Lower inflation target set to reshape Rand’s long-term path
South Africa’s new lower inflation target is giving the rand fresh momentum, with policymakers and analysts agreeing it could curb a long-term track record of weakness.
Africa’s largest economy last month formally adopted a 3% inflation target long championed by central bank Governor Lesetja Kganyago, aligning the goal more closely with trading partners. The shift — replacing the 3% to 6% target band in place since the turn of the century — has helped pull 10-year bond yields to 2017 lows and put the rand on track for its strongest year against the dollar since 2009.
“Inflation differentials are very important for long-run exchange rates,” David Fowkes, a member of the central bank’s monetary policy committee, said at a media lunch last month. “This idea that the rand is always weak is basically a policy decision that we made to have a high inflation target.”
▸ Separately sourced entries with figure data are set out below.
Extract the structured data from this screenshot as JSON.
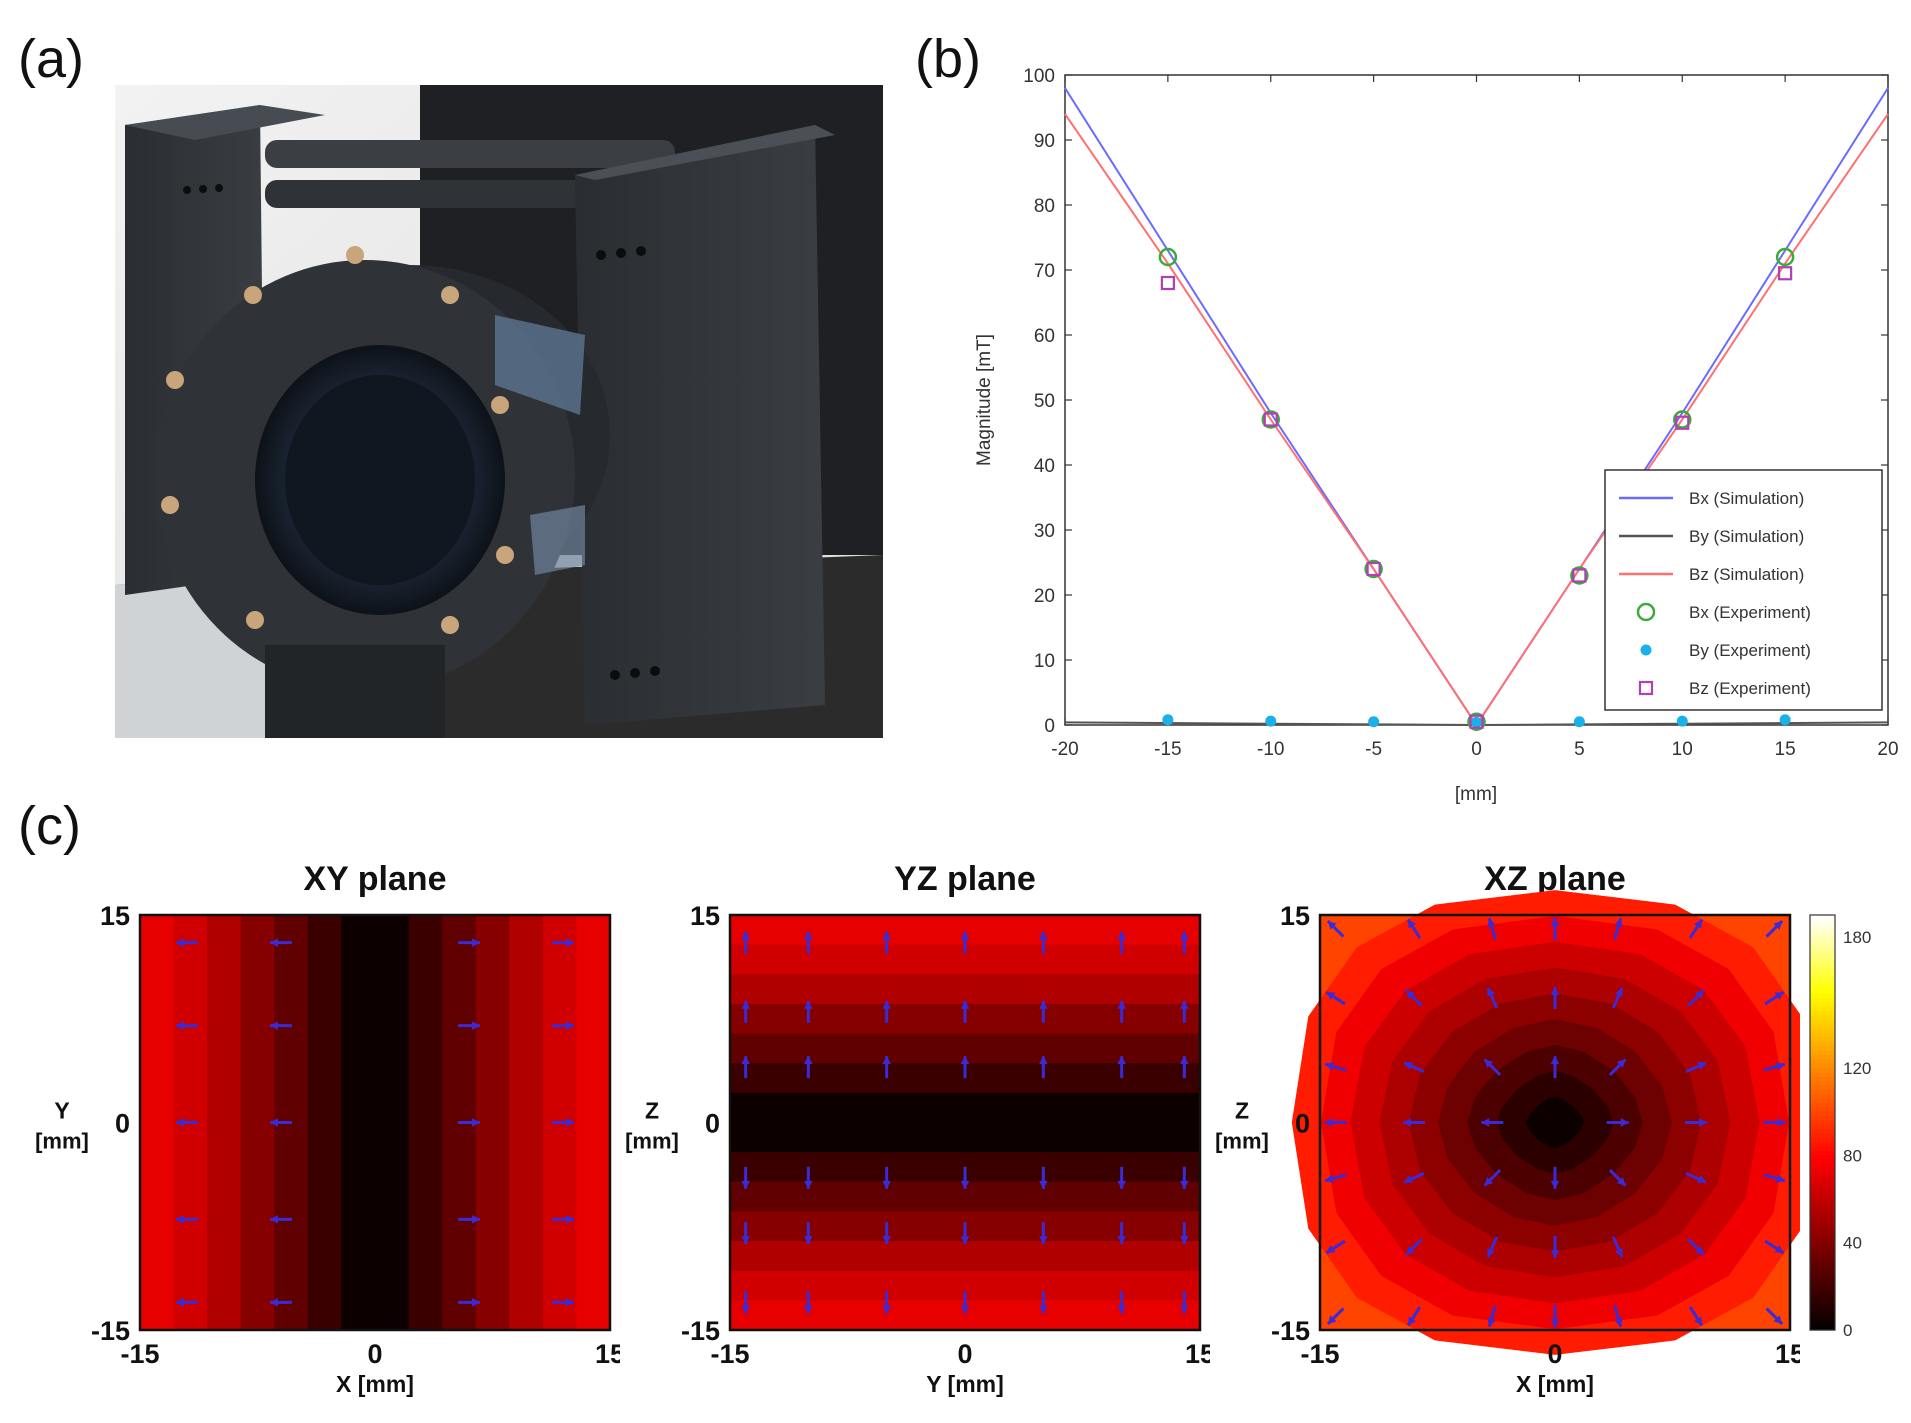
{
  "panels": {
    "a": "(a)",
    "b": "(b)",
    "c": "(c)"
  },
  "photo": {
    "description_icon": "magnetic-coil-apparatus-photo"
  },
  "chart_data": [
    {
      "type": "line",
      "panel": "(b)",
      "xlabel": "[mm]",
      "ylabel": "Magnitude [mT]",
      "xlim": [
        -20,
        20
      ],
      "ylim": [
        0,
        100
      ],
      "xticks": [
        -20,
        -15,
        -10,
        -5,
        0,
        5,
        10,
        15,
        20
      ],
      "yticks": [
        0,
        10,
        20,
        30,
        40,
        50,
        60,
        70,
        80,
        90,
        100
      ],
      "grid": false,
      "legend_position": "bottom-right",
      "series": [
        {
          "name": "Bx (Simulation)",
          "kind": "line",
          "color": "#6b6bff",
          "x": [
            -20,
            -15,
            -10,
            -5,
            0,
            5,
            10,
            15,
            20
          ],
          "y": [
            98,
            73,
            48,
            24,
            0,
            24,
            48,
            73,
            98
          ]
        },
        {
          "name": "By (Simulation)",
          "kind": "line",
          "color": "#555555",
          "x": [
            -20,
            -10,
            0,
            10,
            20
          ],
          "y": [
            0.4,
            0.2,
            0,
            0.2,
            0.4
          ]
        },
        {
          "name": "Bz (Simulation)",
          "kind": "line",
          "color": "#ff7070",
          "x": [
            -20,
            -15,
            -10,
            -5,
            0,
            5,
            10,
            15,
            20
          ],
          "y": [
            94,
            71,
            47,
            24,
            0,
            24,
            47,
            71,
            94
          ]
        },
        {
          "name": "Bx (Experiment)",
          "kind": "circle",
          "color": "#3caa3c",
          "x": [
            -15,
            -10,
            -5,
            0,
            5,
            10,
            15
          ],
          "y": [
            72,
            47,
            24,
            0.5,
            23,
            47,
            72
          ]
        },
        {
          "name": "By (Experiment)",
          "kind": "dot",
          "color": "#1ab0e8",
          "x": [
            -15,
            -10,
            -5,
            0,
            5,
            10,
            15
          ],
          "y": [
            0.8,
            0.6,
            0.5,
            0.4,
            0.5,
            0.6,
            0.8
          ]
        },
        {
          "name": "Bz (Experiment)",
          "kind": "square",
          "color": "#b040b0",
          "x": [
            -15,
            -10,
            -5,
            0,
            5,
            10,
            15
          ],
          "y": [
            68,
            47,
            24,
            0.5,
            23,
            46.5,
            69.5
          ]
        }
      ]
    },
    {
      "type": "heatmap",
      "title": "XY plane",
      "xlabel": "X [mm]",
      "ylabel_line1": "Y",
      "ylabel_line2": "[mm]",
      "xticks": [
        -15,
        0,
        15
      ],
      "yticks": [
        -15,
        0,
        15
      ],
      "pattern": "vertical-bands",
      "band_values": [
        72,
        65,
        55,
        42,
        30,
        18,
        4,
        4,
        18,
        30,
        42,
        55,
        65,
        72
      ],
      "arrow_rows": [
        13,
        7,
        0,
        -7,
        -13
      ],
      "arrow_cols": [
        -12,
        -6,
        6,
        12
      ]
    },
    {
      "type": "heatmap",
      "title": "YZ plane",
      "xlabel": "Y [mm]",
      "ylabel_line1": "Z",
      "ylabel_line2": "[mm]",
      "xticks": [
        -15,
        0,
        15
      ],
      "yticks": [
        -15,
        0,
        15
      ],
      "pattern": "horizontal-bands",
      "band_values": [
        72,
        65,
        55,
        42,
        30,
        18,
        4,
        4,
        18,
        30,
        42,
        55,
        65,
        72
      ],
      "arrow_rows": [
        13,
        8,
        4,
        -4,
        -8,
        -13
      ],
      "arrow_cols": [
        -14,
        -10,
        -5,
        0,
        5,
        10,
        14
      ]
    },
    {
      "type": "heatmap",
      "title": "XZ plane",
      "xlabel": "X [mm]",
      "ylabel_line1": "Z",
      "ylabel_line2": "[mm]",
      "xticks": [
        -15,
        0,
        15
      ],
      "yticks": [
        -15,
        0,
        15
      ],
      "pattern": "radial-diamond",
      "contour_levels": [
        100,
        88,
        75,
        64,
        54,
        44,
        34,
        24,
        14,
        4
      ],
      "arrow_rows": [
        14,
        9,
        4,
        0,
        -4,
        -9,
        -14
      ],
      "arrow_cols": [
        -14,
        -9,
        -4,
        0,
        4,
        9,
        14
      ]
    }
  ],
  "colorbar": {
    "ticks": [
      0,
      40,
      80,
      120,
      180
    ],
    "max": 190
  }
}
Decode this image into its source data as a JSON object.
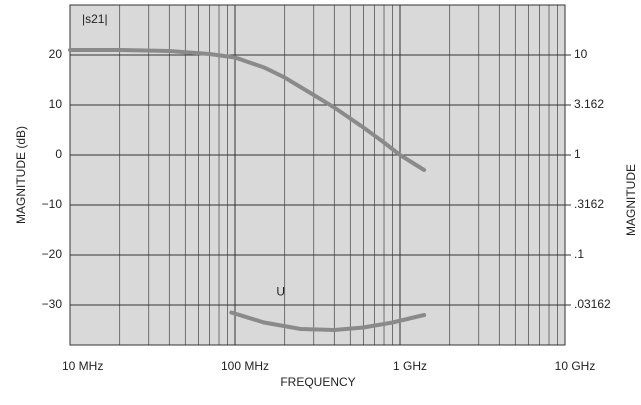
{
  "chart_data": {
    "type": "line",
    "xlabel": "FREQUENCY",
    "ylabel": "MAGNITUDE (dB)",
    "y2label": "MAGNITUDE",
    "xscale": "log",
    "xlim": [
      10,
      10000
    ],
    "xticks": [
      {
        "value": 10,
        "label": "10 MHz"
      },
      {
        "value": 100,
        "label": "100 MHz"
      },
      {
        "value": 1000,
        "label": "1 GHz"
      },
      {
        "value": 10000,
        "label": "10 GHz"
      }
    ],
    "ylim": [
      -38,
      30
    ],
    "yticks": [
      {
        "value": -30,
        "label": "−30"
      },
      {
        "value": -20,
        "label": "−20"
      },
      {
        "value": -10,
        "label": "−10"
      },
      0,
      10,
      20
    ],
    "y2scale": "log",
    "y2lim": [
      0.01259,
      31.62
    ],
    "y2ticks": [
      {
        "value": 0.03162,
        "label": ".03162"
      },
      {
        "value": 0.1,
        "label": ".1"
      },
      {
        "value": 0.3162,
        "label": ".3162"
      },
      1,
      3.162,
      10
    ],
    "grid": true,
    "series": [
      {
        "name": "|s21|",
        "color": "#8a8a8a",
        "x": [
          10,
          20,
          40,
          70,
          100,
          150,
          200,
          300,
          400,
          600,
          800,
          1000,
          1400
        ],
        "values": [
          21,
          21,
          20.8,
          20.2,
          19.5,
          17.5,
          15.5,
          12,
          9.5,
          5.5,
          2.5,
          0,
          -3
        ]
      },
      {
        "name": "U",
        "color": "#8a8a8a",
        "x": [
          95,
          150,
          250,
          400,
          600,
          900,
          1400
        ],
        "values": [
          -31.5,
          -33.5,
          -34.8,
          -35,
          -34.5,
          -33.5,
          -32
        ]
      }
    ]
  }
}
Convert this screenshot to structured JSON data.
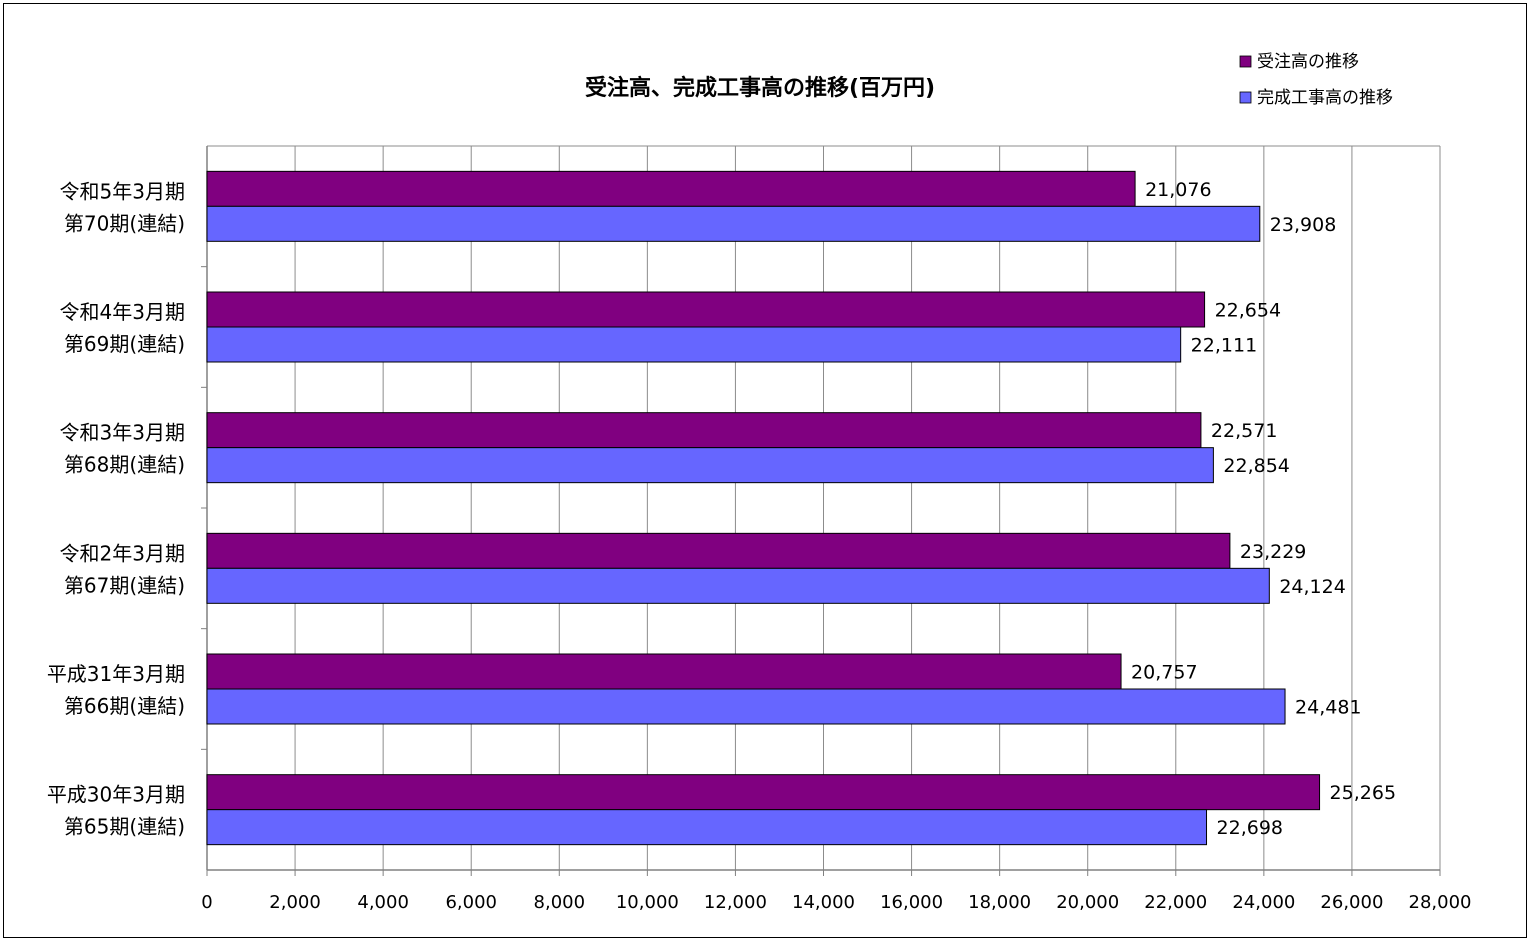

Now that it’s been lowered, “I’m sure we’ll get some volatility, I’m sure there’s still going to be shocks, but you just shouldn’t have the same kind of trend depreciation over long periods of time,” Fowkes said.
The new goal is likely to curtail long-term rand depreciation by keeping South Africa’s inflation closer to that of other nations, reducing the need for the currency to weaken to maintain purchasing power parity — the prices of similar goods and services across countries — according to research by RMB Morgan Stanley analysts including Arnav Gupta and David Cueva.
The new goal may also help reduce the real effective exchange rate — the currency’s price-adjusted value — which would benefit the economy, they said.
Over the past 20 years, the rand has weakened about 7% a year against the dollar, with an estimated 12 basis points of pass-through for every 1% move, that slide may have added about 80 basis points to headline inflation, the analysts said.
“Given the currency’s volatility, this further increases the risk premium embedded in rates, pushing markets to price higher front-end yields,” they wrote. “A slower pace of depreciation would help to reduce this risk premium and support lower real rates.”